在上面的serverCron中可以看到:
// 接收子进程发来的信号,非阻塞
if ((pid = wait3(&statloc,WNOHANG,NULL)) != 0) {
int exitcode = WEXITSTATUS(statloc);
int bysignal = 0;
if (WIFSIGNALED(statloc)) bysignal = WTERMSIG(statloc);
// BGSAVE 执行完毕
if (pid == server.rdb_child_pid) {
backgroundSaveDoneHandler(exitcode,bysignal);
// BGREWRITEAOF 执行完毕
} else if (pid == server.aof_child_pid) {
backgroundRewriteDoneHandler(exitcode,bysignal);
} else {
redisLog(REDIS_WARNING,
"Warning, detected child with unmatched pid: %ld",
(long)pid);
}
updateDictResizePolicy();
即父进程在serverCron里通过server.bgrewritechildpid来判断是否需要等待子进程退出的信号。
进一步我们来看一下backgroundRewriteDoneHandler作了哪些操作:(注意这里是AOF的难点,使用了很强的技巧,反正我是看了好半天,才略懂)

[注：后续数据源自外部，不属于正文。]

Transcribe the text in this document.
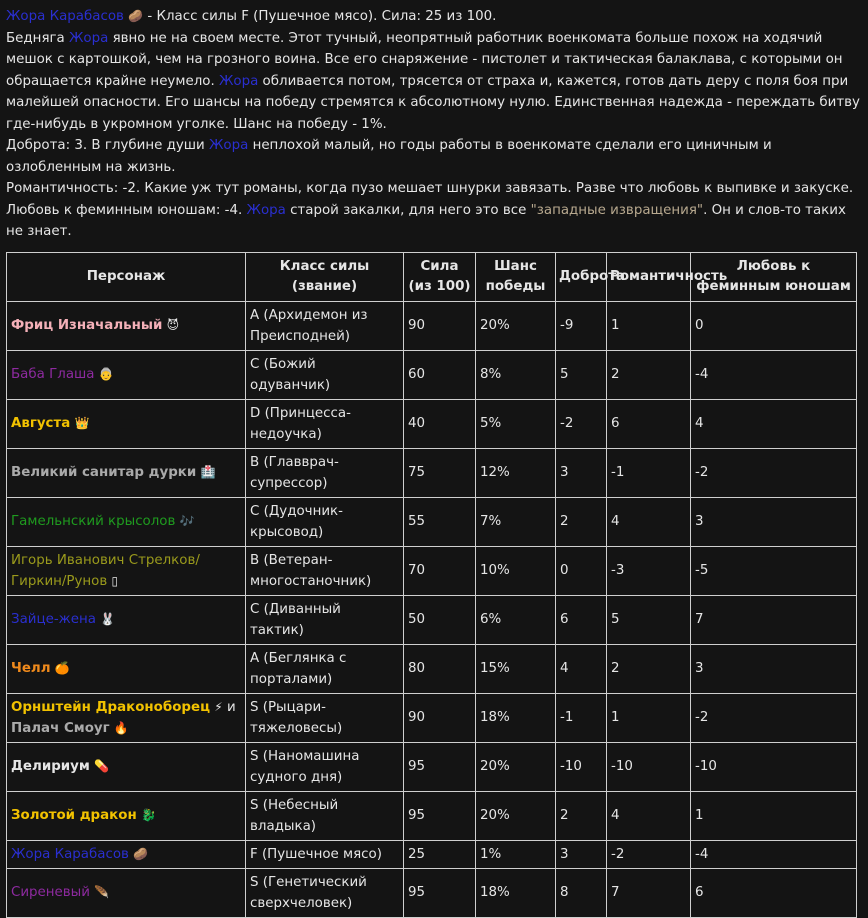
Жора Карабасов 🥔 - Класс силы F (Пушечное мясо). Сила: 25 из 100.

Бедняга Жора явно не на своем месте. Этот тучный, неопрятный работник военкомата больше похож на ходячий мешок с картошкой, чем на грозного воина. Все его снаряжение - пистолет и тактическая балаклава, с которыми он обращается крайне неумело. Жора обливается потом, трясется от страха и, кажется, готов дать деру с поля боя при малейшей опасности. Его шансы на победу стремятся к абсолютному нулю. Единственная надежда - переждать битву где-нибудь в укромном уголке. Шанс на победу - 1%.

Доброта: 3. В глубине души Жора неплохой малый, но годы работы в военкомате сделали его циничным и озлобленным на жизнь.

Романтичность: -2. Какие уж тут романы, когда пузо мешает шнурки завязать. Разве что любовь к выпивке и закуске.

Любовь к феминным юношам: -4. Жора старой закалки, для него это все "западные извращения". Он и слов-то таких не знает.

Персонаж	Класс силы (звание)	Сила (из 100)	Шанс победы	Доброта	Романтичность	Любовь к феминным юношам
Фриц Изначальный 😈	A (Архидемон из Преисподней)	90	20%	-9	1	0
Баба Глаша 👵	C (Божий одуванчик)	60	8%	5	2	-4
Августа 👑	D (Принцесса-недоучка)	40	5%	-2	6	4
Великий санитар дурки 🏥	B (Главврач-супрессор)	75	12%	3	-1	-2
Гамельнский крысолов 🎶	C (Дудочник-крысовод)	55	7%	2	4	3
Игорь Иванович Стрелков/ Гиркин/Рунов ▯	B (Ветеран-многостаночник)	70	10%	0	-3	-5
Зайце-жена 🐰	C (Диванный тактик)	50	6%	6	5	7
Челл 🍊	A (Беглянка с порталами)	80	15%	4	2	3
Орнштейн Драконоборец ⚡ и
Палач Смоуг 🔥	S (Рыцари-тяжеловесы)	90	18%	-1	1	-2
Делириум 💊	S (Наномашина судного дня)	95	20%	-10	-10	-10
Золотой дракон 🐉	S (Небесный владыка)	95	20%	2	4	1
Жора Карабасов 🥔	F (Пушечное мясо)	25	1%	3	-2	-4
Сиреневый 🪶	S (Генетический сверхчеловек)	95	18%	8	7	6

/* A background append only file rewriting (BGREWRITEAOF) terminated its work.
* Handle this.
*
* 当子线程完成 AOF 重写时,父进程调用这个函数。
*/
void backgroundRewriteDoneHandler(int exitcode, int bysignal) {
if (!bysignal && exitcode == 0) {
int newfd, oldfd;
char tmpfile[256];
long long now = ustime();
redisLog(REDIS_NOTICE,
"Background AOF rewrite terminated with success");
/* Flush the differences accumulated by the parent to the
* rewritten AOF. */
// 打开保存新 AOF 文件内容的临时文件
snprintf(tmpfile,256,"temp-rewriteaof-bg-%d.aof",
(int)server.aof_child_pid);
newfd = open(tmpfile,O_WRONLY|O_APPEND);
if (newfd == -1) {
redisLog(REDIS_WARNING,
"Unable to open the temporary AOF produced by the child: %s", strerror(errno));
goto cleanup;
}
// 将累积的重写缓存写入到临时文件中
// 这个函数调用的 write 操作会阻塞主进程
if (aofRewriteBufferWrite(newfd) == -1) {
redisLog(REDIS_WARNING,
"Error trying to flush the parent diff to the rewritten AOF: %s", strerror(errno));
close(newfd);
goto cleanup;
}
redisLog(REDIS_NOTICE,
"Parent diff successfully flushed to the rewritten AOF (%lu bytes)", aofRewriteBufferSize());
/* The only remaining thing to do is to rename the temporary file to
* the configured file and switch the file descriptor used to do AOF
* writes. We don‘t want close(2) or rename(2) calls to block the
* server on old file deletion.
*
* 剩下的工作就是将临时文件改名为 AOF 程序指定的文件名,
* 并将新文件的 fd 设为 AOF 程序的写目标。
*
* 不过这里有一个问题 ——
* 我们不想 close(2) 或者 rename(2) 在删除旧文件时阻塞。
*
* There are two possible scenarios:
*
* 以下是两个可能的场景:
*
* 1) AOF is DISABLED and this was a one time rewrite. The temporary
* file will be renamed to the configured file. When this file already
* exists, it will be unlinked, which may block the server.
*
* AOF 被关闭,这个是一次单次的写操作。
* 临时文件会被改名为 AOF 文件。
* 本来已经存在的 AOF 文件会被 unlink ,这可能会阻塞服务器。
*
* 2) AOF is ENABLED and the rewritten AOF will immediately start
* receiving writes. After the temporary file is renamed to the
* configured file, the original AOF file descriptor will be closed.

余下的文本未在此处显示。